Pod networking follows a flat address space model where every pod receives a unique IP address and can communicate with every other pod without NAT, regardless of which node hosts them. This is achieved through Container Network Interface (CNI) plugins like Calico, Flannel, or Weave. When a pod sends traffic to another pod's IP, the CNI plugin encapsulates packets and routes them across the cluster network. This differs fundamentally from Docker's bridge networking and is a key distinction that CCIE candidates must articulate clearly during practical exams.
Services — stable networking for ephemeral pods
Services provide stable network endpoints for sets of pods, solving the problem that pod IP addresses change whenever pods are recreated. A Service uses label selectors to identify target pods and maintains a virtual IP (ClusterIP) that load-balances traffic across healthy pods. When you create a Service, Kubernetes automatically updates DNS records so other pods can discover it by name rather than IP address. This abstraction enables zero-downtime deployments—you can replace all backend pods while the Service endpoint remains constant.
Kubernetes offers four Service types. ClusterIP (default) exposes the Service on an internal IP reachable only within the cluster, suitable for backend databases or internal APIs. NodePort extends ClusterIP by opening a static port (30000-32767 range) on every node's external IP, allowing external traffic to reach the Service. LoadBalancer provisions a cloud provider's load balancer (AWS ELB, Azure Load Balancer, GCP Load Balancer) that routes traffic to NodePort, used for production-facing services. ExternalName maps a Service to a DNS name, useful for migrating external dependencies into the cluster gradually. During our AWS DevOps training in Bangalore, students deploy all four types across multi-tier applications to understand when each is appropriate.
| Service Type | Accessibility | Use Case | Port Range |
|---|---|---|---|
| ClusterIP | Internal only | Backend databases, internal microservices | Any |
| NodePort | External via node IP | Development, small-scale production | 30000-32767 |
| LoadBalancer | External via cloud LB | Production web applications | Any |
| ExternalName | DNS alias | External service integration | N/A |
Service discovery happens through two mechanisms. Environment variables are injected into every pod at creation time, listing all Services that existed when the pod started—this is legacy behavior maintained for backward compatibility. DNS is the modern approach where Kubernetes runs CoreDNS pods that resolve Service names to ClusterIPs. A pod can reach a Service named "database" in the same namespace by connecting to "database", or reach one in a different namespace using "database.production.svc.cluster.local". This DNS-based discovery is what enables microservices architectures to scale beyond a handful of services.
apiVersion: v1
kind: Service
metadata:
name: web-service
spec:
type: LoadBalancer
selector:
app: web
ports:
- protocol: TCP
port: 80
targetPort: 8080
sessionAffinity: ClientIP
Session affinity (also called sticky sessions) can be configured to route requests from the same client IP to the same pod, necessary for applications that store session state in memory rather than external stores like Redis. The sessionAffinity: ClientIP setting hashes the client IP and consistently maps it to one backend pod. However, this breaks the stateless design principle and complicates horizontal scaling, so it's discouraged in cloud-native architectures. At Aryaka's Bangalore office, we've seen legacy application migrations where session affinity was required temporarily during the transition to stateless design, a scenario that appears in senior DevOps engineer interviews.
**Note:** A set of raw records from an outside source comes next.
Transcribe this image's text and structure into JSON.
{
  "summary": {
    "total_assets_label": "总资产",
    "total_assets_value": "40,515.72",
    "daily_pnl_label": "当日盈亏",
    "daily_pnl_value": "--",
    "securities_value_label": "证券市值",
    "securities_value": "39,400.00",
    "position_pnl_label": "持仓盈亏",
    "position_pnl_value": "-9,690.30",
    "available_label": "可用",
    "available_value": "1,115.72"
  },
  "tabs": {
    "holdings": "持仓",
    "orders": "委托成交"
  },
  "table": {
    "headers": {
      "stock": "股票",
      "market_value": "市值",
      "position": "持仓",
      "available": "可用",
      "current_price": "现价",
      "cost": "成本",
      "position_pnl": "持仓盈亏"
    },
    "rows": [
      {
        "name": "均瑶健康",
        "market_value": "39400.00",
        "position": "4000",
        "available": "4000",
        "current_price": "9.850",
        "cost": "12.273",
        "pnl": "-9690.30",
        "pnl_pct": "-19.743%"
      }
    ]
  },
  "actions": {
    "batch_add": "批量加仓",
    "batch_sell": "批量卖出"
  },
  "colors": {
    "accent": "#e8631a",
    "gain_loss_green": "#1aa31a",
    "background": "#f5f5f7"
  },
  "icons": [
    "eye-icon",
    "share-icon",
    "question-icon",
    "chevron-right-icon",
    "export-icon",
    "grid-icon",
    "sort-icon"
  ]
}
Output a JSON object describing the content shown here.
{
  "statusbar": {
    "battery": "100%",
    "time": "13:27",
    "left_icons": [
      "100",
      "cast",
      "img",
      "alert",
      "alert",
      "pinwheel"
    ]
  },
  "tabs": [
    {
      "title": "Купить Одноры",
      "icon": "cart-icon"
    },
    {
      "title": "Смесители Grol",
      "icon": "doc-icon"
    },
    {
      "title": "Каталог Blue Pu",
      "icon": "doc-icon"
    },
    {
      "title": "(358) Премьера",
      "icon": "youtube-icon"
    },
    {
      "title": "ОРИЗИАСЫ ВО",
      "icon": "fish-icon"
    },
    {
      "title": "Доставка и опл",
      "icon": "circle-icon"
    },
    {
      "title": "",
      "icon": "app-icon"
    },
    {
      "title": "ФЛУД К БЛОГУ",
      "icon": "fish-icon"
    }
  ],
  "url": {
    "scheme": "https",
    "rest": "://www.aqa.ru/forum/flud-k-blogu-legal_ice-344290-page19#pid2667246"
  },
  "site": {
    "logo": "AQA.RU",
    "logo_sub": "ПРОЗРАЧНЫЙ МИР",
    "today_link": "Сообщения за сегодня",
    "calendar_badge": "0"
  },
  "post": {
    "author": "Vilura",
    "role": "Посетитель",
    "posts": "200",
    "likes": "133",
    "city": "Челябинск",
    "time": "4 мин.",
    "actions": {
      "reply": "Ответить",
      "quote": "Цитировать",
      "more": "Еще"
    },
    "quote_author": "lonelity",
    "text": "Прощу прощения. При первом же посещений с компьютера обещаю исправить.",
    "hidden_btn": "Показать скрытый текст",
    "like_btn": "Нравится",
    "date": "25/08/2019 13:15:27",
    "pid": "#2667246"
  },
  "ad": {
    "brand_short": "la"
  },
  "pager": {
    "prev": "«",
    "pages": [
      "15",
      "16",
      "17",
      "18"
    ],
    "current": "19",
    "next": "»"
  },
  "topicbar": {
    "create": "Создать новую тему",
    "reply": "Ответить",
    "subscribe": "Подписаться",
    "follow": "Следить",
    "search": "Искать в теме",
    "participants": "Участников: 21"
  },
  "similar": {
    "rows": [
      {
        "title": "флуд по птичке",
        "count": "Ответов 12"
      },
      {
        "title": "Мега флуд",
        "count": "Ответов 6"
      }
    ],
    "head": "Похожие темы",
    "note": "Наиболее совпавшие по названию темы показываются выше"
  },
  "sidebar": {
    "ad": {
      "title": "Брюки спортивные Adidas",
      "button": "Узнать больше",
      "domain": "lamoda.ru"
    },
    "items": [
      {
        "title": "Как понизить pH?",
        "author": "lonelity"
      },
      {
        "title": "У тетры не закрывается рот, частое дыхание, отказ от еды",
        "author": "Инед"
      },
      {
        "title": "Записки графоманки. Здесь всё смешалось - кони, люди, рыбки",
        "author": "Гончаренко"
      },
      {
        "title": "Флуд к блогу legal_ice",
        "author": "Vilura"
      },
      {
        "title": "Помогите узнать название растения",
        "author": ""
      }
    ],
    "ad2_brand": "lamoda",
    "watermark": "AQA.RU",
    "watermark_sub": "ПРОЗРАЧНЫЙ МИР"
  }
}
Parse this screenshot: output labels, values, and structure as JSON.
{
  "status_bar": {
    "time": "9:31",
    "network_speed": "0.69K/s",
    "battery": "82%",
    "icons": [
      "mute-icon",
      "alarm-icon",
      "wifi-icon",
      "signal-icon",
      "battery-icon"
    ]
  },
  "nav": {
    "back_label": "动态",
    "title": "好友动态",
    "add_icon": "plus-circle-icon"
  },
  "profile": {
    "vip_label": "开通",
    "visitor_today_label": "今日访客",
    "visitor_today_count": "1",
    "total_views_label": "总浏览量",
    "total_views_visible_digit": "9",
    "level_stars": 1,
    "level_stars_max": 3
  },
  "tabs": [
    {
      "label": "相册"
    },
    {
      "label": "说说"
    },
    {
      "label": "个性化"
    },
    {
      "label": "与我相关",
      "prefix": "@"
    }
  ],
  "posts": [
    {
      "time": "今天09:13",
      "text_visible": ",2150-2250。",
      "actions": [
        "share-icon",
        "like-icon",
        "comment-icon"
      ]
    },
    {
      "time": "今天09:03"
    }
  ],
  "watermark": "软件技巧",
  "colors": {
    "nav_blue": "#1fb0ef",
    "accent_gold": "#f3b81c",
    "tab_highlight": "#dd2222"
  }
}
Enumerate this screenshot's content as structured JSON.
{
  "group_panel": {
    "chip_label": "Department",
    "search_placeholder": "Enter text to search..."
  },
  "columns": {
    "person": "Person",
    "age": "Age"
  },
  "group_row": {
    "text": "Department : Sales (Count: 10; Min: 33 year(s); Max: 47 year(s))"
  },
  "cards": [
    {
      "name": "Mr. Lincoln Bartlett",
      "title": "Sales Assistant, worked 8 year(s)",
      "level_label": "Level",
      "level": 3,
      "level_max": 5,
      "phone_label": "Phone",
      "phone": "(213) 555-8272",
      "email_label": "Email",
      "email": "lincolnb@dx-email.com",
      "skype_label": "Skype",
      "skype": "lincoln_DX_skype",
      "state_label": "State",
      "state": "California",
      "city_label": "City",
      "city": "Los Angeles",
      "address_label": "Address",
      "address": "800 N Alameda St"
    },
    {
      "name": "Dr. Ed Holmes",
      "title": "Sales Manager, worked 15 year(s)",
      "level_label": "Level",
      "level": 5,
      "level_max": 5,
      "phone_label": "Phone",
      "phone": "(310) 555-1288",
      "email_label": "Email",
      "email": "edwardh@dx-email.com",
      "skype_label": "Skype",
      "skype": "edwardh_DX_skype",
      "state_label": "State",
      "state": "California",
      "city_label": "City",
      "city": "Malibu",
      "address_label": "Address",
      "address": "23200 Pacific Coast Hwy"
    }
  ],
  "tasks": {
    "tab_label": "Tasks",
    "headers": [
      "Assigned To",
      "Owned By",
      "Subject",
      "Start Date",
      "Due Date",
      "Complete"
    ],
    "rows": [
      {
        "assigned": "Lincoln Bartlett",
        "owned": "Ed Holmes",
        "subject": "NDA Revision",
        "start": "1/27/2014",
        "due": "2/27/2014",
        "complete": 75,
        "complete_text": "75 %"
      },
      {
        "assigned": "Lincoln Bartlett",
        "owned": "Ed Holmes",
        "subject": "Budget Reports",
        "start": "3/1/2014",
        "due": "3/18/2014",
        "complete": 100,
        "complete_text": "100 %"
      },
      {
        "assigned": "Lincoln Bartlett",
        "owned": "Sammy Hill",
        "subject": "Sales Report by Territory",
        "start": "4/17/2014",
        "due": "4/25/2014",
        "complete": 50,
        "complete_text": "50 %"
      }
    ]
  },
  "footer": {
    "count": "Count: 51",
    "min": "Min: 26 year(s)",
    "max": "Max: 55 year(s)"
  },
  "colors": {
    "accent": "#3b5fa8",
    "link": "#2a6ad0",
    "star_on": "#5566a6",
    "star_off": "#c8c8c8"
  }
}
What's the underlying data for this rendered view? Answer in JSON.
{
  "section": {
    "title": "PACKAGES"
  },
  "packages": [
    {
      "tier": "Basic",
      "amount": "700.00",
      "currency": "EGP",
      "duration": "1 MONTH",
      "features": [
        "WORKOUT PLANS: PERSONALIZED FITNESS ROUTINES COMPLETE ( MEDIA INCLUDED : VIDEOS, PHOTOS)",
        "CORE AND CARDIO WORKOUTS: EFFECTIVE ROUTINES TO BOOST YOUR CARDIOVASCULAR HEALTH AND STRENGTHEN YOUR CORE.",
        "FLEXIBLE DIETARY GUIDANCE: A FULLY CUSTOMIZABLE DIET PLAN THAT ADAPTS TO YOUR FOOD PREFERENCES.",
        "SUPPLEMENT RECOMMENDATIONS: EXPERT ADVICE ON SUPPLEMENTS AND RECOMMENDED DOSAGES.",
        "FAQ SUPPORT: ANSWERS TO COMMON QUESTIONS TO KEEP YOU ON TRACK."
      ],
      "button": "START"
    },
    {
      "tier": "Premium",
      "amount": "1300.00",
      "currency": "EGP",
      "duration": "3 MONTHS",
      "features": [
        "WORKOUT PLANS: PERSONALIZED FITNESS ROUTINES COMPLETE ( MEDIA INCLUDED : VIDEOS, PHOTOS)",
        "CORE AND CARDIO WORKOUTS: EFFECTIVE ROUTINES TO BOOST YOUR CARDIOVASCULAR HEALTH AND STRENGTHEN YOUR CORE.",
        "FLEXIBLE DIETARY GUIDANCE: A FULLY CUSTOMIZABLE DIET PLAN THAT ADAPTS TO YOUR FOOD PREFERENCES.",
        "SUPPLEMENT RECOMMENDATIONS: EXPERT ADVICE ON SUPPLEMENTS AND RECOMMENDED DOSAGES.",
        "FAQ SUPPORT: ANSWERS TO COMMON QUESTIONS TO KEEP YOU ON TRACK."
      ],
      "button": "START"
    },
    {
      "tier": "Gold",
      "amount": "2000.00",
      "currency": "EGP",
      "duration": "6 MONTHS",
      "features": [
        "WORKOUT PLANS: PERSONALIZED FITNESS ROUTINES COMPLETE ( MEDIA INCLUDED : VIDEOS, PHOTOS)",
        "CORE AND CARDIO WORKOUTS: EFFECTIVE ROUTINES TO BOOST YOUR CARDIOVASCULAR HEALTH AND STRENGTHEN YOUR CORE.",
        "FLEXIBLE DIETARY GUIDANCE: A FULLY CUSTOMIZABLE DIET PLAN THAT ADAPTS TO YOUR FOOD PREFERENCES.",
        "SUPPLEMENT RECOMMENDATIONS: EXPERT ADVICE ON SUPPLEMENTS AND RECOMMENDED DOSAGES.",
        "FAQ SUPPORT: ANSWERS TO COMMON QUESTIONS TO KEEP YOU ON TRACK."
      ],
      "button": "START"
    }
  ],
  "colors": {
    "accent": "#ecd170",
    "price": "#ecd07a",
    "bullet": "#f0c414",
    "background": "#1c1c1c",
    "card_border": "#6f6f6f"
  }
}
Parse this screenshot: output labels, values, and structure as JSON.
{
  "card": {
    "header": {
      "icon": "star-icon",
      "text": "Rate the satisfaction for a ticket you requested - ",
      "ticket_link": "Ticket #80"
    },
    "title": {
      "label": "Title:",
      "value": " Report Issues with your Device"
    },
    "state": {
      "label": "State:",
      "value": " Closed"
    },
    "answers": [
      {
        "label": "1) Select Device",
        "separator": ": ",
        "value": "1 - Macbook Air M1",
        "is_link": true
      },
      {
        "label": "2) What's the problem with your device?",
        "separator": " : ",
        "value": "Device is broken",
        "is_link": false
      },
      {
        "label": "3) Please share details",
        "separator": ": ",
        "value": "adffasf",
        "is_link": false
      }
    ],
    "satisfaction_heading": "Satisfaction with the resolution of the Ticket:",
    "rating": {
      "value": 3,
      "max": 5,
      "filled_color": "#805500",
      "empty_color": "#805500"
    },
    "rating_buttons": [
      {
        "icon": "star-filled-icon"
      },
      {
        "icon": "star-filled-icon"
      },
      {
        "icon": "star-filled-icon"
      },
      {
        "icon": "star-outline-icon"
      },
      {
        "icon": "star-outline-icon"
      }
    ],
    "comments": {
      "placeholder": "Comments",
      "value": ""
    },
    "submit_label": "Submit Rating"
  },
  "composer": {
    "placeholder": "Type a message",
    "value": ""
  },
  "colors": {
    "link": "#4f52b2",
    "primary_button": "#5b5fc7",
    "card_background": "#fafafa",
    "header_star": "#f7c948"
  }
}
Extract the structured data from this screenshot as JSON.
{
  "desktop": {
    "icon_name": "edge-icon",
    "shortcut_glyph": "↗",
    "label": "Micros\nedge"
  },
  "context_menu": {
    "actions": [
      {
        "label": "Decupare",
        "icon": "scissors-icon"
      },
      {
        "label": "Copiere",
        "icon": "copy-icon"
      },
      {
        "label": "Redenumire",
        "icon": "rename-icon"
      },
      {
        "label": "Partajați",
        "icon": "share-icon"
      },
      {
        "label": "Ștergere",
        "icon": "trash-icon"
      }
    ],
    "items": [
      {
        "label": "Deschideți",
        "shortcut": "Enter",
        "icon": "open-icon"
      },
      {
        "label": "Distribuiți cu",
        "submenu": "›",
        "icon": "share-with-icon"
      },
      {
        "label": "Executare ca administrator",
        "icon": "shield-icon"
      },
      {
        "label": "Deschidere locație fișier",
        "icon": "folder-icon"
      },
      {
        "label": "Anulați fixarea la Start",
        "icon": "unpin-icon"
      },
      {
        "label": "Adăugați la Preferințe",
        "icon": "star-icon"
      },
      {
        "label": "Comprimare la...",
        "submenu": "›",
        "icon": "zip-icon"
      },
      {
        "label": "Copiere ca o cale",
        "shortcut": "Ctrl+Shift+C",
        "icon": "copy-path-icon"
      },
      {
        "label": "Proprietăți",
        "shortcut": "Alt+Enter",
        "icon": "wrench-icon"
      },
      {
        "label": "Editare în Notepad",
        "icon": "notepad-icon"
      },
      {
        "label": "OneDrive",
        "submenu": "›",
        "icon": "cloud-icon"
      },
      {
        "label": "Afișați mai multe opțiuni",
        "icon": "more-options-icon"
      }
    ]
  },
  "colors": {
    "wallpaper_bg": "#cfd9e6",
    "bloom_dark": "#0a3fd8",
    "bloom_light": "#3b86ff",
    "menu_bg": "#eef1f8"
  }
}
Headless Services (created by setting clusterIP: None) skip load balancing and return the IP addresses of all matching pods directly in DNS responses. This is useful for stateful applications like databases where clients need to connect to specific instances rather than a random pod. StatefulSets typically use headless Services to provide stable DNS names like "mysql-0.mysql.default.svc.cluster.local" for each pod, enabling peer discovery in clustered databases.
Deployments — declarative application management
Deployments are the standard way to manage stateless applications in Kubernetes, providing declarative updates, rollback capabilities, and scaling controls. When you create a Deployment, you specify the desired state (number of replicas, container image, resource limits), and the Deployment controller continuously works to match the actual state to your specification. This reconciliation loop is the core of Kubernetes' self-healing behavior—if a pod crashes, the controller immediately creates a replacement to maintain the desired replica count.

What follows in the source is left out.